On Wednesday, the Oregon AFL-CIO, the Northwest Oregon Labor Council, and the national AFL-CIO held a forum on jobs and the economy in northeast Portland. We heard from Sam Rodgers, an unemployed steelworker; Dave Ruby, the owner of a small plumbing firm who has had to lay off workers; Carmen Gonzales, a farm worker who told us how many of her colleagues are working for less than minimum wage; Casey Currie, an unemployed veteran; and Melissa Crocker, a 2-1-1 emergency services worker. And we heard, especially from Ruby and Rodgers, about their struggles with the banking industry.
At the end of the forum, AFL-CIO President Tom Chamberlain outlined the jobs agenda: investment in infrastructure and energy efficiency; dedication of repaid TARP money to job creation; aid to state and local governments; extension of unemployment benefits. We called in to a number that recorded our messages to Wall Street. Jobs With Justice announced plans for an April 15 day of action, calling for a tax on Wall Street speculation.
Of course, bankers would argue that all of this anger at Wall Street is misplaced: The banks mostly repaid the TARP money, didn’t they? Well, that’s true – although people don’t know that, which is why using the repaid funds for job creation would serve double duty: It would put people to work, and let people know that the bailout wasn’t as disastrous as many feared, and still think.
But the TARP funds are just the tip of the iceberg of Wall Street’s debt to America. Wall Street manufactured the real estate bubble, developed and sold exotic financial instruments based on the bubble, and pocketed exorbitant interest and fees before the crash. They aren’t going to repay the interest and the fees. Wall Street got special tax treatment, with hedge fund managers getting special capital gains treatment for their enormous fees, even though they aren’t even risking their own money. (The fact that this tax break has not been eliminated is one of the great shames of this Democratic Congress).
In a recent New York Times magazine article, David Leonhardt put it very well:
Consider what has happened to the American economy over the last three decades. Highly leveraged financial firms became a dominant part of the economy. Their profits allowed the firms to recruit many of the country’s most sought-after employees — mathematicians, scientists, top college graduates and top former government officials. Yet many of those profits turned out to be ephemeral. So some of the best minds were devoted to devising ever-more-complex means of creating money out of thin air, the proceeds of which then drew in even more talent.
A more serious approach to regulation could, if indirectly, have a big impact on this situation. By reducing financial firms’ profits, it could reduce the industry to a smaller and arguably more natural size. Re-regulation could remove some of the subsidies that Wall Street now receives. The cottage industry of hidden fees, ballooning interest rates and other misleading practices could be brought under control. Higher capital requirements and a bank tax could force financial firms to experience the bad times as well as the good.
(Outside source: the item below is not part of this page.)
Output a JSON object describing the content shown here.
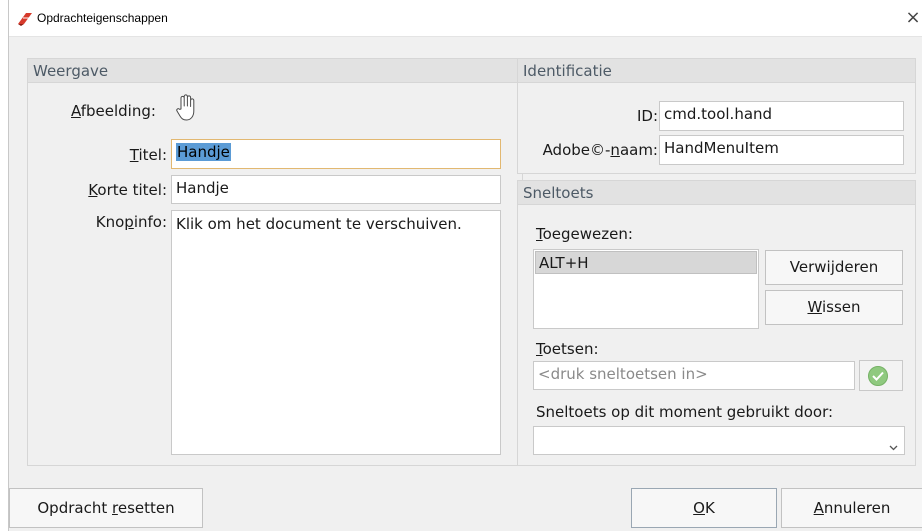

Above all, re-regulation could acknowledge that modern finance brings both benefits and risks.
It is worth remembering that Wall Street’s long boom has not exactly been shared by much of the rest of the American economy. Wage growth for most workers has been painfully slow over the past three decades. Economic growth over the last decade was slower than in any decade since World War II. Surely, one goal of re-regulation should be to loosen Wall Street’s grip on the country’s resources, both financial and human, in the hope that they might be put to more productive use.